4.20 Accessing Elements of a Single-Dimensional Array

To access an element of a zero-based array, you can use the simplified formula

Element_Address = Base_Address + index * Element_Size

For the Base_Address entry you can use the name of the array (because HLA associates the address of the first element of an array with the name of that array). The Element_Size entry is the number of bytes for each array element. If the object is an array of bytes, the Element_Size field is 1 (resulting in a very simple computation). If each element of the array is a word (or other 2-byte type), then Element_Size is 2, and so on. To access an element of the SixteenInts array in the previous section, you'd use the following formula (the size is 4 because each element is an int32 object):

Element_Address = SixteenInts + index*4

The 80x86 code equivalent to the statement eax := SixteenInts[index] is

mov( index, ebx );
               shl( 2, ebx );          // Sneaky way to compute 4*ebx
               mov( SixteenInts[ ebx ], eax );

There are two important things to notice here. First of all, this code uses the shl instruction rather than the intmul instruction to compute 4*index. The main reason for choosing shl is that it was more efficient. It turns out that shl is a lot faster than intmul on many processors.

The second thing to note about this instruction sequence is that it does not explicitly compute the sum of the base address plus the index times 4. Instead, it relies on the indexed addressing mode to implicitly compute this sum. The instruction mov( SixteenInts[ ebx ], eax ); loads EAX from location SixteenInts + ebx, which is the base address plus index*4 (because EBX contains index*4). Sure, you could have used

lea( eax, SixteenInts );
               mov( index, ebx );
               shl( 2, ebx );            // Sneaky way to compute 4*ebx
               add( eax, ebx );          // Compute base address plus index*4
               mov( [ebx], eax );

in place of the previous sequence, but why use five instructions where three will do the same job? This is a good example of why you should know your addressing modes inside and out. Choosing the proper addressing mode can reduce the size of your program, thereby speeding it up.
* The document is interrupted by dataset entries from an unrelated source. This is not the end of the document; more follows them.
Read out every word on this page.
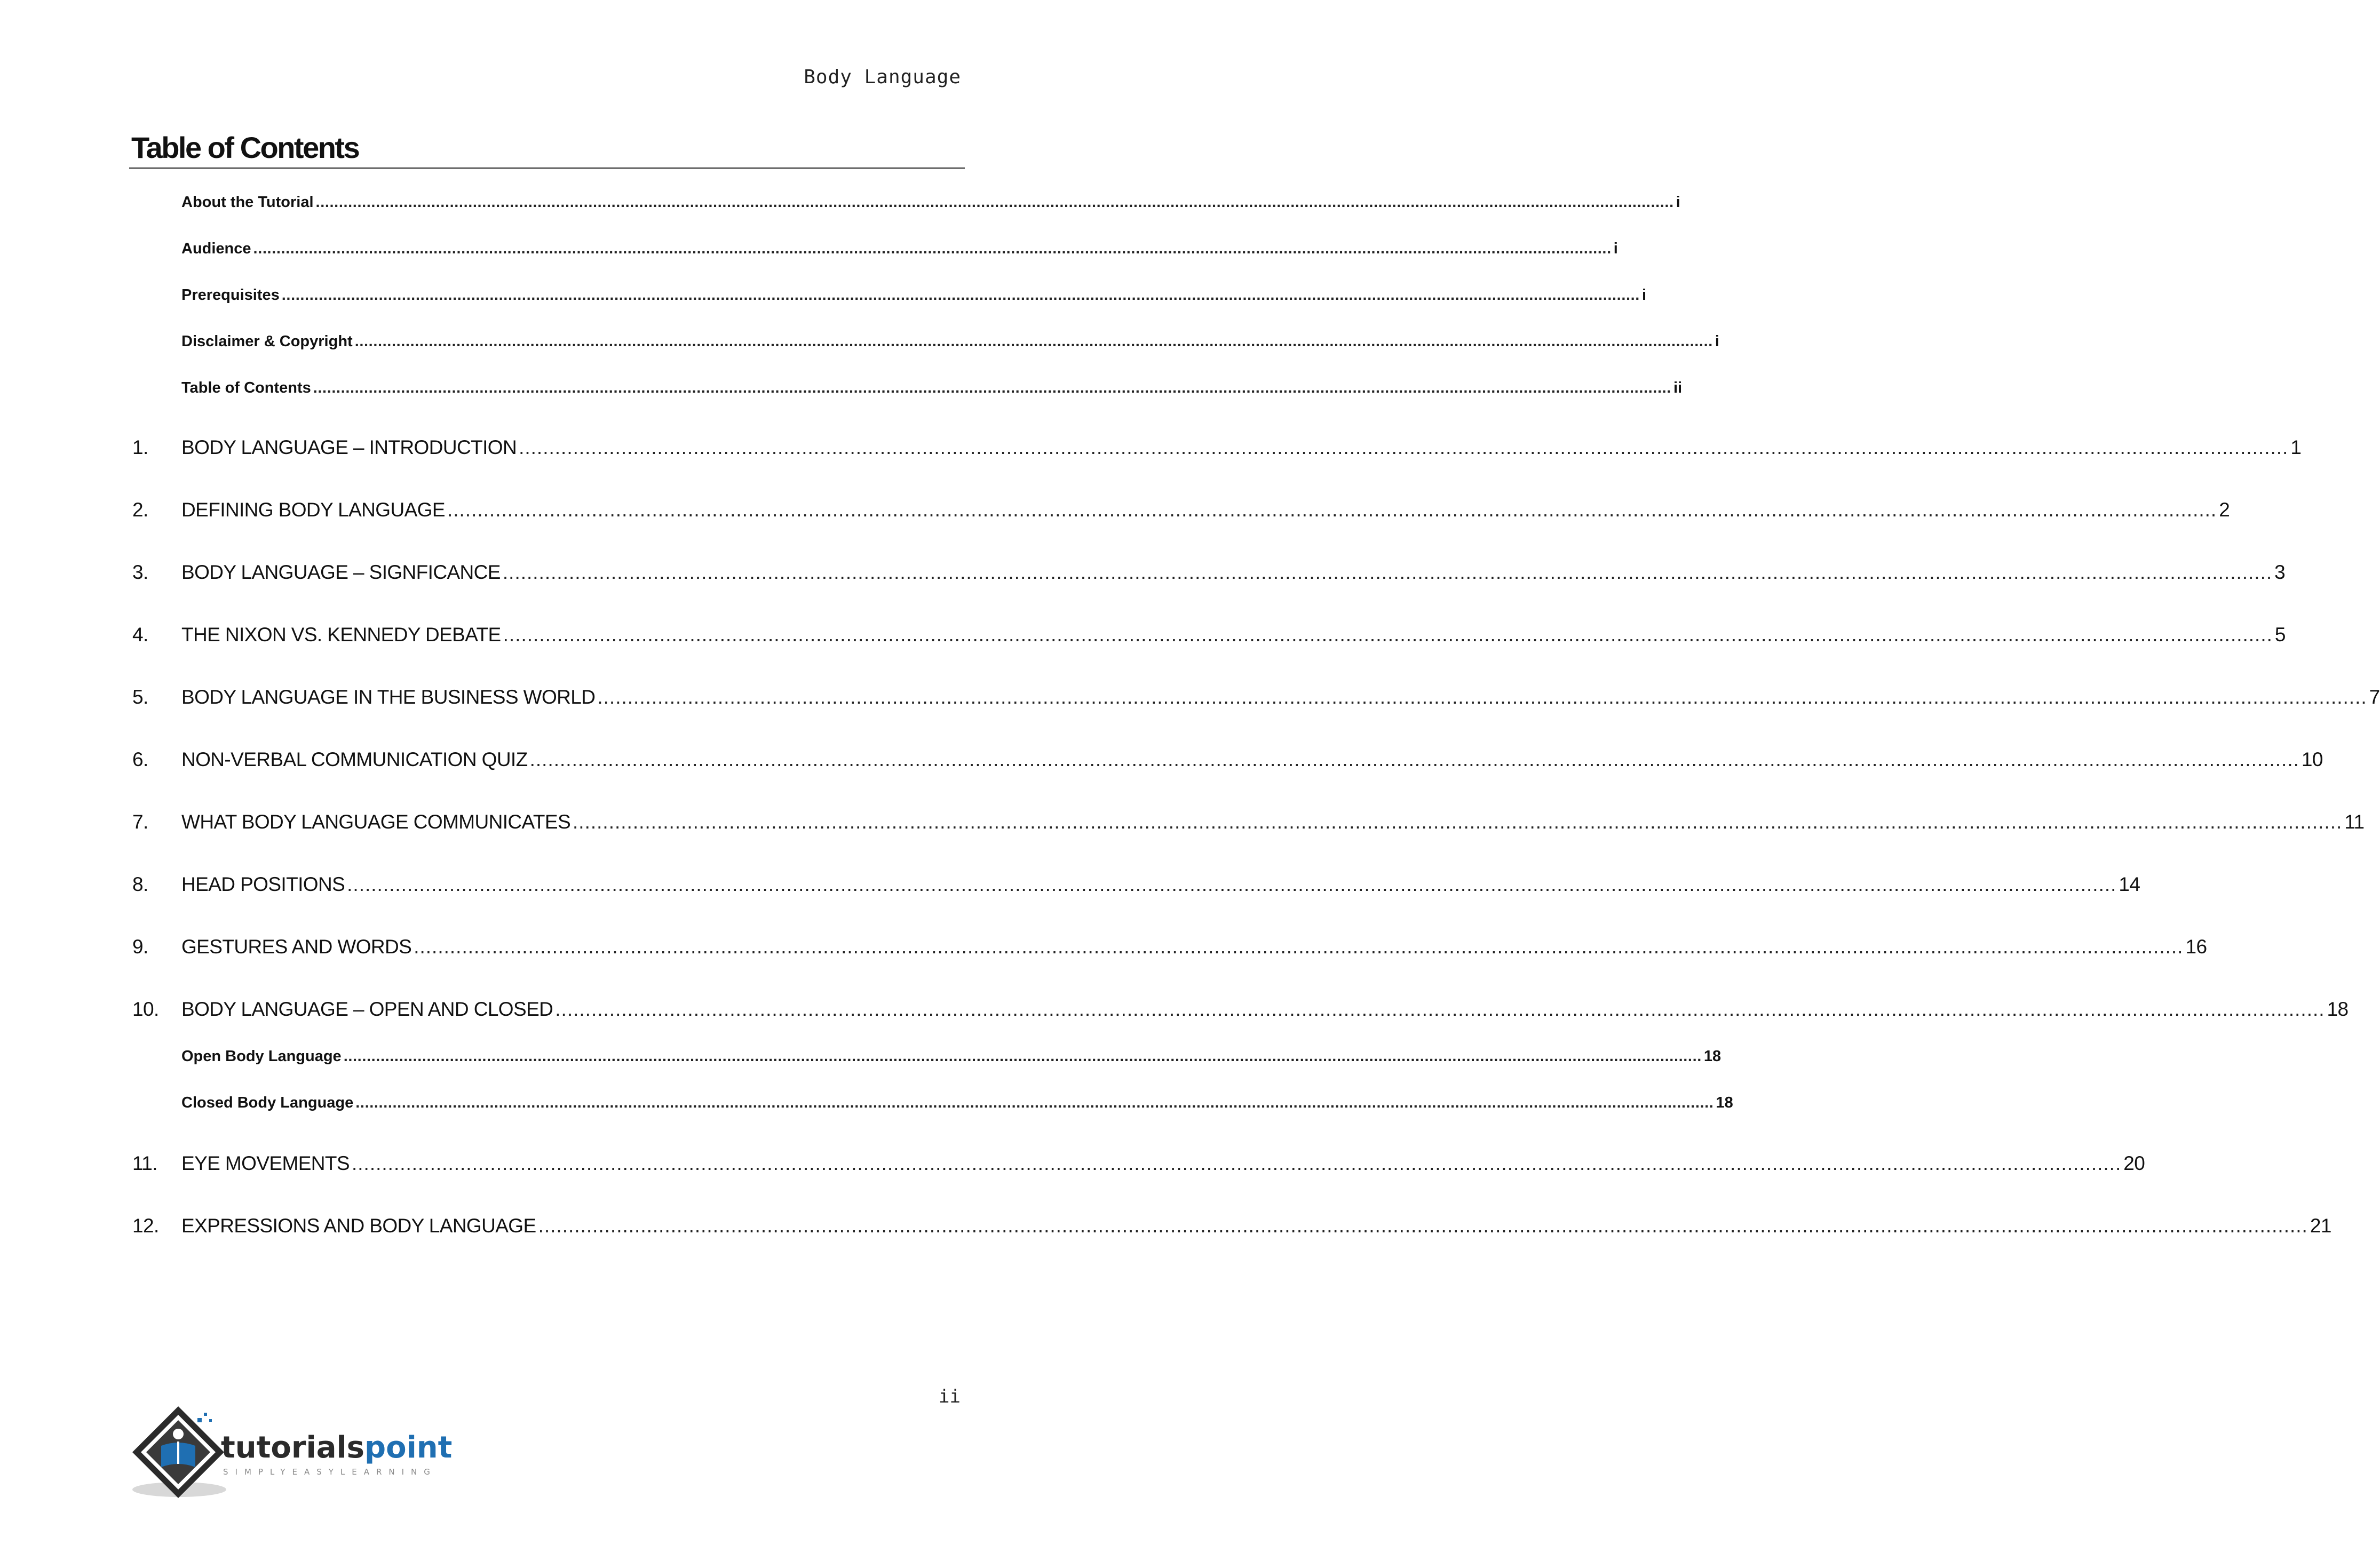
Body Language
Table of Contents
About the Tutorial .....	i
Audience .....	i
Prerequisites .....	i
Disclaimer & Copyright .....	i
Table of Contents .....	ii
1.	BODY LANGUAGE – INTRODUCTION .....	1
2.	DEFINING BODY LANGUAGE .....	2
3.	BODY LANGUAGE – SIGNFICANCE .....	3
4.	THE NIXON VS. KENNEDY DEBATE .....	5
5.	BODY LANGUAGE IN THE BUSINESS WORLD .....	7
6.	NON-VERBAL COMMUNICATION QUIZ .....	10
7.	WHAT BODY LANGUAGE COMMUNICATES .....	11
8.	HEAD POSITIONS .....	14
9.	GESTURES AND WORDS .....	16
10.	BODY LANGUAGE – OPEN AND CLOSED .....	18
Open Body Language .....	18
Closed Body Language .....	18
11.	EYE MOVEMENTS .....	20
12.	EXPRESSIONS AND BODY LANGUAGE .....	21
ii
tutorialspoint
SIMPLYEASYLEARNING
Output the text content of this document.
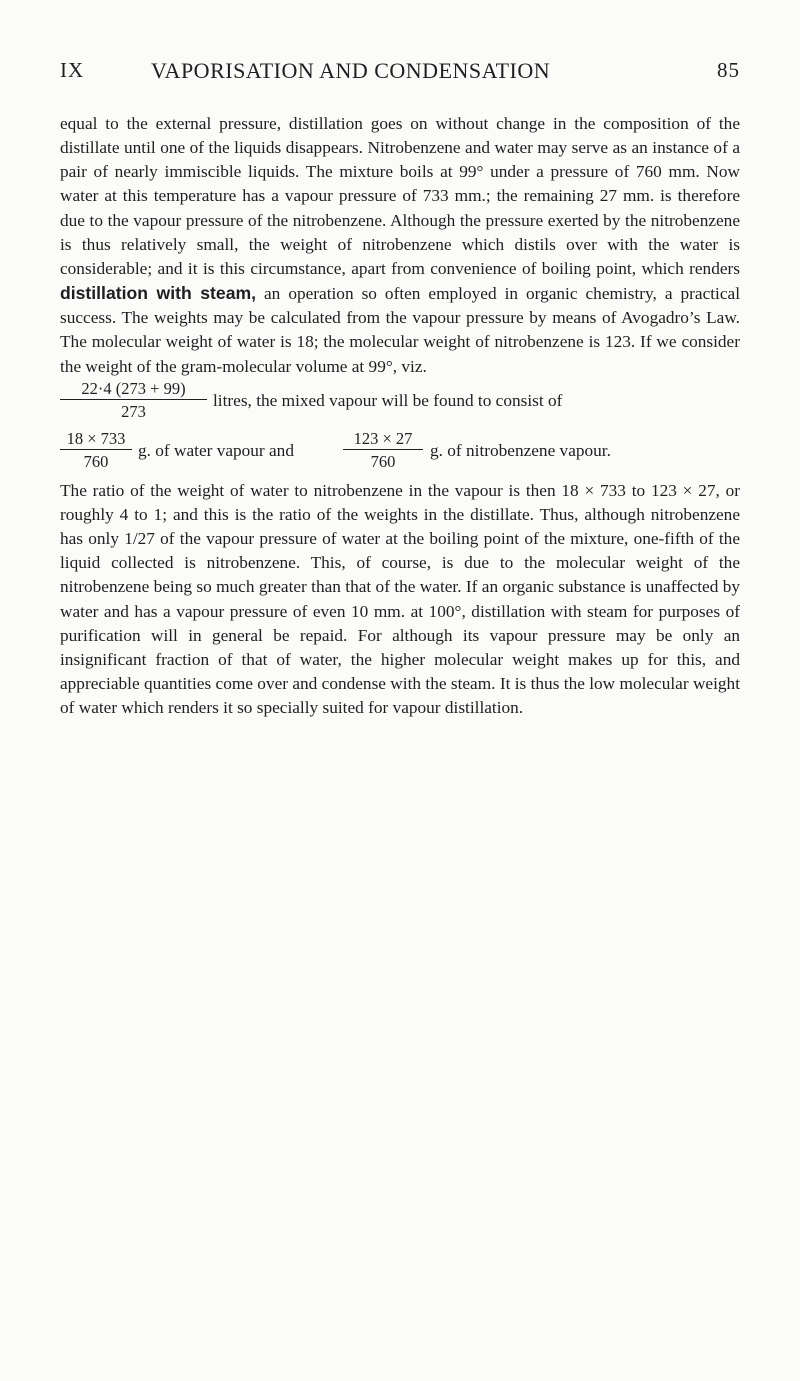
IX	VAPORISATION AND CONDENSATION	85

equal to the external pressure, distillation goes on without change in the composition of the distillate until one of the liquids disappears. Nitrobenzene and water may serve as an instance of a pair of nearly immiscible liquids. The mixture boils at 99° under a pressure of 760 mm. Now water at this temperature has a vapour pressure of 733 mm.; the remaining 27 mm. is therefore due to the vapour pressure of the nitrobenzene. Although the pressure exerted by the nitrobenzene is thus relatively small, the weight of nitrobenzene which distils over with the water is considerable; and it is this circumstance, apart from convenience of boiling point, which renders distillation with steam, an operation so often employed in organic chemistry, a practical success. The weights may be calculated from the vapour pressure by means of Avogadro’s Law. The molecular weight of water is 18; the molecular weight of nitrobenzene is 123. If we consider the weight of the gram-molecular volume at 99°, viz.

22·4 (273 + 99)
273
litres, the mixed vapour will be found to consist of
18 × 733
760
g. of water vapour and
123 × 27
760
g. of nitrobenzene vapour.

The ratio of the weight of water to nitrobenzene in the vapour is then 18 × 733 to 123 × 27, or roughly 4 to 1; and this is the ratio of the weights in the distillate. Thus, although nitrobenzene has only 1/27 of the vapour pressure of water at the boiling point of the mixture, one-fifth of the liquid collected is nitrobenzene. This, of course, is due to the molecular weight of the nitrobenzene being so much greater than that of the water. If an organic substance is unaffected by water and has a vapour pressure of even 10 mm. at 100°, distillation with steam for purposes of purification will in general be repaid. For although its vapour pressure may be only an insignificant fraction of that of water, the higher molecular weight makes up for this, and appreciable quantities come over and condense with the steam. It is thus the low molecular weight of water which renders it so specially suited for vapour distillation.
Of course, as long as we're discussing efficiency improvements, it's worth pointing out that the 80x86 scaled indexed addressing modes let you automatically multiply an index by 1, 2, 4, or 8. Because this current example multiplies the index by 4, we can simplify the code even more by using the scaled indexed addressing mode:

mov( index, ebx );
               mov( SixteenInts[ ebx*4 ], eax );

Note, however, that if you need to multiply by some constant other than 1, 2, 4 or 8, then you cannot use the scaled indexed addressing modes. Similarly, if you need to multiply by some element size that is not a power of 2, you will not be able to use the shl instruction to multiply the index by the element size; instead, you will have to use intmul or some other instruction sequence to do the multiplication.

The indexed addressing mode on the 80x86 is a natural for accessing elements of a single-dimensional array. Indeed, its syntax even suggests an array access. The important thing to keep in mind is that you must remember to multiply the index by the size of an element. Failure to do so will produce incorrect results.